Figure 5.

Bnip3 KD impairs insulin-stimulated glucose uptake in 3T3-L1 adipocytes. A: Basal and insulin-mediated 2-DG uptake in 3T3-L1 adipocytes transduced with either shCtrl, shB3_1 or shB3_2 and differentiated for 8 days. B: Relative mRNA levels of adipogenic markers. C: Phospho-Akt (p-Akt)/PKB, phospo-ERK1/2 (pERK), and phospho-rpS6 (prpS6) protein levels in 3T3-L1 adipocytes starved for 2 h and treated with or without insulin (10 nmol/L) for 15 min. D: Flow cytometric analysis of 7XMyc-GLUT4 plasma membrane occupancy in 3T3-L1 adipocytes transduced with shCtrl or shB3_2, together with 7XMyc-GLUT4-GFP, starved for 5 h, and incubated with insulin (0–100 nmol/L) for 15 min. E: Basal and insulin-stimulated 3-MG transport.
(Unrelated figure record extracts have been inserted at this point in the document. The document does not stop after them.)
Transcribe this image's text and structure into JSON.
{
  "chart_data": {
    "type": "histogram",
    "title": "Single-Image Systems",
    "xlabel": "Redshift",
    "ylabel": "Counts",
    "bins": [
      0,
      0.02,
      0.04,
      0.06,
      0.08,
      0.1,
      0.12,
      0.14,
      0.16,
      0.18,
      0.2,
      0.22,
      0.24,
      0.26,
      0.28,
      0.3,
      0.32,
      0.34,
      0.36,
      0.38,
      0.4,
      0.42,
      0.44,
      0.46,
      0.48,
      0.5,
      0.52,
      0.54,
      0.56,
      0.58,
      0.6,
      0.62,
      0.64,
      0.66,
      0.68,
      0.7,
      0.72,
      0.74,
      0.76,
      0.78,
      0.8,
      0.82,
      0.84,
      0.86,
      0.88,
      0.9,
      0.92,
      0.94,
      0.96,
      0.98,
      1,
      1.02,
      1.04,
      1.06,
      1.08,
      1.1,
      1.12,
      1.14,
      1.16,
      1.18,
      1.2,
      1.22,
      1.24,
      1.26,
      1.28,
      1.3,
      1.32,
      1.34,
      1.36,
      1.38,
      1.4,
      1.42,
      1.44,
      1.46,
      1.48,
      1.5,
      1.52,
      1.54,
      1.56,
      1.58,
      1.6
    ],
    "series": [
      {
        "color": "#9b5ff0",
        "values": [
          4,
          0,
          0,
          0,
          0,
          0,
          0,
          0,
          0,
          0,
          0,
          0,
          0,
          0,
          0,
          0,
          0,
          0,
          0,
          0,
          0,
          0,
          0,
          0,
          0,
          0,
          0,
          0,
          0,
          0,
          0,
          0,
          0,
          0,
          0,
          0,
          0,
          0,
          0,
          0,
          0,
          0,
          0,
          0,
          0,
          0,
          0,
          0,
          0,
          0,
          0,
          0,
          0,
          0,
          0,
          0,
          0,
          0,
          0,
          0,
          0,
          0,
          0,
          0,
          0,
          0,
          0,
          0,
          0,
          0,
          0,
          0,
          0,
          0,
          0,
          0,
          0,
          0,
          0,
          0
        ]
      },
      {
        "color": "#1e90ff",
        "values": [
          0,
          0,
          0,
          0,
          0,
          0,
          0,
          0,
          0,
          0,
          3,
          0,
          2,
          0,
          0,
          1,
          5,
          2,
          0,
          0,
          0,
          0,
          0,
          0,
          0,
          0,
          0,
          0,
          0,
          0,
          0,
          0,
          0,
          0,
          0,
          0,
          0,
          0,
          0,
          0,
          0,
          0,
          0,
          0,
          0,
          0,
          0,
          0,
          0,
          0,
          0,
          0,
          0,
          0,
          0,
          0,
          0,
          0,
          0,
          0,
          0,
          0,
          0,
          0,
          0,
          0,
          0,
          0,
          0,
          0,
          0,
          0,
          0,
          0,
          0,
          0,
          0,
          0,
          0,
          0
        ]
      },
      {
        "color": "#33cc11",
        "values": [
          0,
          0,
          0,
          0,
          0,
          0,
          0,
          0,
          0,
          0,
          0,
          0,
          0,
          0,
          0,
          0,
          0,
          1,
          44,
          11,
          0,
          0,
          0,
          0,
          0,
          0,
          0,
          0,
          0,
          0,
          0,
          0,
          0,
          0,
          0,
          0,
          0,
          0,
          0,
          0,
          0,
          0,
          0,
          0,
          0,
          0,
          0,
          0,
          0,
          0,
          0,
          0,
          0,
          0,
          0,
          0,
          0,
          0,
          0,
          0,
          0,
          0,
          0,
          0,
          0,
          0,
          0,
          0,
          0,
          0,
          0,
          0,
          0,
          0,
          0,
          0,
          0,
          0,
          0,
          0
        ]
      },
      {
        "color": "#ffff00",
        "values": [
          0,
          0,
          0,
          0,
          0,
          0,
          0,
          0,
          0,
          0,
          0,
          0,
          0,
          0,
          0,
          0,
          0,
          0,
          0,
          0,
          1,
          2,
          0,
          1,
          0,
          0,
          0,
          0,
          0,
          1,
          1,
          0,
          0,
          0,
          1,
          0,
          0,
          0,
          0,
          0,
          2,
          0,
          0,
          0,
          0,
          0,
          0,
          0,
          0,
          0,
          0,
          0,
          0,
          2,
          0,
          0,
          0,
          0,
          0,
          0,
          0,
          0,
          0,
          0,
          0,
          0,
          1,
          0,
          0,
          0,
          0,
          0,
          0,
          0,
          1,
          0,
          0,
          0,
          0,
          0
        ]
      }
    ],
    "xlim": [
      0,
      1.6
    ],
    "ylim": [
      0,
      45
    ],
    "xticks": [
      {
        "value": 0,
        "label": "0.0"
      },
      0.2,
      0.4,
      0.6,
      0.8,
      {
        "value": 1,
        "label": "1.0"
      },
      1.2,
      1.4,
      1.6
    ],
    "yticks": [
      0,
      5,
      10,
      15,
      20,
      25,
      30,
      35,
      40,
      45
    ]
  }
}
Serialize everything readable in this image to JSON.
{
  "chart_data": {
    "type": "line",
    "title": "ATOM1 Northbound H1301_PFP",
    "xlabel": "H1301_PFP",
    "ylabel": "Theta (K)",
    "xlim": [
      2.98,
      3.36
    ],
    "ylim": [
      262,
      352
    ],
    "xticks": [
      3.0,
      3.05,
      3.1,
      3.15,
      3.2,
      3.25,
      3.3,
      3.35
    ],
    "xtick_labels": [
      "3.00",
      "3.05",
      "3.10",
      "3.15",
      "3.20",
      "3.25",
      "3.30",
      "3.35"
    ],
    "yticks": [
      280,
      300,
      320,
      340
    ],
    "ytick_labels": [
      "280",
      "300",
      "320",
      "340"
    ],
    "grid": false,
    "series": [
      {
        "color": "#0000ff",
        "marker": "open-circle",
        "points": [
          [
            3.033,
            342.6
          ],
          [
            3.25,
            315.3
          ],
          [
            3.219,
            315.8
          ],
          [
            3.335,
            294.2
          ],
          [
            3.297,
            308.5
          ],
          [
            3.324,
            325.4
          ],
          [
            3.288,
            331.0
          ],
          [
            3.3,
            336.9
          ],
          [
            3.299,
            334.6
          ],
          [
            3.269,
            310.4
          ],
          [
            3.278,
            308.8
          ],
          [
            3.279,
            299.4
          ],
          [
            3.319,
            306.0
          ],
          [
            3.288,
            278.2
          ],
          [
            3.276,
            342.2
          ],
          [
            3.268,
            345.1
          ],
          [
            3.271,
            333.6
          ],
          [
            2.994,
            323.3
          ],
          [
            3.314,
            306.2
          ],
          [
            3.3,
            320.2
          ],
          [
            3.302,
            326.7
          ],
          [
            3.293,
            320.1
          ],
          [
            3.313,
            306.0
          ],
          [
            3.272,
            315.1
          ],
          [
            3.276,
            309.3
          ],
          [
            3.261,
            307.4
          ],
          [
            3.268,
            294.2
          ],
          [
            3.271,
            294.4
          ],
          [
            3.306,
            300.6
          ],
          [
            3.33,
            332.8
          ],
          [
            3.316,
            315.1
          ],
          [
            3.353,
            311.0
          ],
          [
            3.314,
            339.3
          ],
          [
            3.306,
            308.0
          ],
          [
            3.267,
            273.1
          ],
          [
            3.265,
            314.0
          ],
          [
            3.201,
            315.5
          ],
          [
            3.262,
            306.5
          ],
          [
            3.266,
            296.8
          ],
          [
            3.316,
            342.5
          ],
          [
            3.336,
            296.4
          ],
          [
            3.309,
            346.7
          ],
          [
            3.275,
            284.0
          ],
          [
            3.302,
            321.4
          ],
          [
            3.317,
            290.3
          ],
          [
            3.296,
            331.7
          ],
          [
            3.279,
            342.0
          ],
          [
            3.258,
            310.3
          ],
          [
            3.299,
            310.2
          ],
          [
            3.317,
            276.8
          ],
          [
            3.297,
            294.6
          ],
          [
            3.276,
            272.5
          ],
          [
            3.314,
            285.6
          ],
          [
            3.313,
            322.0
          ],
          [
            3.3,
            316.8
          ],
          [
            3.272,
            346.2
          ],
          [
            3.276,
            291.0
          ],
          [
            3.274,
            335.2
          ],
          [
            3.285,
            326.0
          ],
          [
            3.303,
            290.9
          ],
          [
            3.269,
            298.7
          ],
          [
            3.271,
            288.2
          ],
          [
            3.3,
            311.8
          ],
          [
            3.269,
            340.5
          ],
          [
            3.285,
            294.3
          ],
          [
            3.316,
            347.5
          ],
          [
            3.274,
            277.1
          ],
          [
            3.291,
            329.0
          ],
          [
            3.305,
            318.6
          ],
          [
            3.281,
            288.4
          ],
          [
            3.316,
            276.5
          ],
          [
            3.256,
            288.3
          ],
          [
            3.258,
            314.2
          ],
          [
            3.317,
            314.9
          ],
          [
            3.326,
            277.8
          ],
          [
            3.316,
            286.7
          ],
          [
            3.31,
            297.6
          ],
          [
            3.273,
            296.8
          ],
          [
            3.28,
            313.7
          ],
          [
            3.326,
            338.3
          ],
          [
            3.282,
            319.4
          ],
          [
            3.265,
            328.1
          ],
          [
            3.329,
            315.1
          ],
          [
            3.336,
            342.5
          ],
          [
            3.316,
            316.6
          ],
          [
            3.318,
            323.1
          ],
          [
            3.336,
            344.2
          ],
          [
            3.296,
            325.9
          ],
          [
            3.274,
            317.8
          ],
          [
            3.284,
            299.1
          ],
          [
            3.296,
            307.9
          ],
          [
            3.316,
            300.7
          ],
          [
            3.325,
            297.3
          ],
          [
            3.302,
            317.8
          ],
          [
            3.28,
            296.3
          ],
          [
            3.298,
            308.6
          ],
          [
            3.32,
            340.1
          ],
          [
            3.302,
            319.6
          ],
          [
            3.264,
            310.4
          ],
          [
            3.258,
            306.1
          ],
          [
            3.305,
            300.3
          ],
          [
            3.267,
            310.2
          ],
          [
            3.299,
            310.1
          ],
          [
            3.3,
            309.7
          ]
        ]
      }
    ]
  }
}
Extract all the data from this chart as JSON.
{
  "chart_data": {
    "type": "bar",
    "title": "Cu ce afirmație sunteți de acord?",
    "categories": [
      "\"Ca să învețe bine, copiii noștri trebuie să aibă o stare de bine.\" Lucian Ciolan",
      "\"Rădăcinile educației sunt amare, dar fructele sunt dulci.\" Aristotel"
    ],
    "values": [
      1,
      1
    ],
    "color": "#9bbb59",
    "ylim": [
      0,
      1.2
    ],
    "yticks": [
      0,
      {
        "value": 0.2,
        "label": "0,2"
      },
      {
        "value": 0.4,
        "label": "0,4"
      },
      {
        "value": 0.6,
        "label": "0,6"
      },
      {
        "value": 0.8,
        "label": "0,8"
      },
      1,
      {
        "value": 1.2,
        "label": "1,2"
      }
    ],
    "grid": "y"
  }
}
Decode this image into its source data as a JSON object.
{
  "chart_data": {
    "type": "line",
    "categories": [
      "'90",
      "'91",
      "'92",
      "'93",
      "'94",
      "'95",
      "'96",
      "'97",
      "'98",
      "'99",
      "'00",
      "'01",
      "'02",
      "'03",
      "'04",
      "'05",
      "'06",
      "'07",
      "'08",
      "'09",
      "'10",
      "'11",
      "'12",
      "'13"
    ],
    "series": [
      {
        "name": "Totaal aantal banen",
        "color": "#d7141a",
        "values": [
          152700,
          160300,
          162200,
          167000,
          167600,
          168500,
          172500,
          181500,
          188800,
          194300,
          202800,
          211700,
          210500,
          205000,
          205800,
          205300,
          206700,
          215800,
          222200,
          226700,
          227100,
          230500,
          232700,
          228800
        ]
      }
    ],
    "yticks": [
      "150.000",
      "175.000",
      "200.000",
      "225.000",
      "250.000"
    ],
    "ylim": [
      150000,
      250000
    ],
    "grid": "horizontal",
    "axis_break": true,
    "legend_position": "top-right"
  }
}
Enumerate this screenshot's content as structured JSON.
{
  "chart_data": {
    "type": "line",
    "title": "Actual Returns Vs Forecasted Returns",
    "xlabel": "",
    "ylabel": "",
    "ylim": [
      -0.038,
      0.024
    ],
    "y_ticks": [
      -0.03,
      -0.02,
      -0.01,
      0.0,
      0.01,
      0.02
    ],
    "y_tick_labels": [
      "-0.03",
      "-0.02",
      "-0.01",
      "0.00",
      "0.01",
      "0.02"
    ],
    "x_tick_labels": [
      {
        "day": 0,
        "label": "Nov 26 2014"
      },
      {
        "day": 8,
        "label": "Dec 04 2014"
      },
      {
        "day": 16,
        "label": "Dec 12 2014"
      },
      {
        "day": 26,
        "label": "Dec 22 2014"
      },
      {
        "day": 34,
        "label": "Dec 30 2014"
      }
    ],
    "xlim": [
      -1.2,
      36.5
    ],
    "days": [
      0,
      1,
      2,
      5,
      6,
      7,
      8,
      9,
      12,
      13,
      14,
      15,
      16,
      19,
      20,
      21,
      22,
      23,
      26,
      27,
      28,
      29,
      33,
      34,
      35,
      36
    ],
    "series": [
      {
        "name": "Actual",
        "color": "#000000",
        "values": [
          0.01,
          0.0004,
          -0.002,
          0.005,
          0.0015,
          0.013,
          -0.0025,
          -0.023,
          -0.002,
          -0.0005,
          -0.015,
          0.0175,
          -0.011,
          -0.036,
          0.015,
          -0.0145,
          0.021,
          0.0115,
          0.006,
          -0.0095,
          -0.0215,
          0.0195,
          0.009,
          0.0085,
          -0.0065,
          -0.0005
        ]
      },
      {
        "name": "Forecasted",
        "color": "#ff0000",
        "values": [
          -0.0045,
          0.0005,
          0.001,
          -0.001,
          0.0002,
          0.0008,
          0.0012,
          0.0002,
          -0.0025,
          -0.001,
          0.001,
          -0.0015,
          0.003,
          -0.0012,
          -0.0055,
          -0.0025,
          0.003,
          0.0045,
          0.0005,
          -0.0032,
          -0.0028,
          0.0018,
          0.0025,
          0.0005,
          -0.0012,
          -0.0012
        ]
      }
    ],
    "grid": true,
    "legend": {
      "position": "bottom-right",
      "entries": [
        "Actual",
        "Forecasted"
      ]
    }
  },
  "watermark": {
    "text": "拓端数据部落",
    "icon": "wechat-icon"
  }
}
A.U., arbitrary units. F: Analysis of steady-state levels of cellular ATP, glucose (Glc), and glucose-6-phosphate (G6P). G: Insulin-stimulated 2-DG uptake in the presence of oligomycin (200 nmol/L) for 2 h. Nontreated (N.T.) values are expressed as 100% for both shCtrl and shB3_2 to address the relative sensitivity to oligomycin. H and I: Bnip3 and Nix protein levels (H) and basal and insulin-stimulated 2-DG transport (I) in shCtrl or in shB3_1 adipocytes stably transduced with inducible constructs expressing the indicated Bnip3 deletion mutants. Values are expressed as mean ± SEM (n = 3 or 4 in A–I, except for n = 6 in D and F). *P < 0.05; **P < 0.01.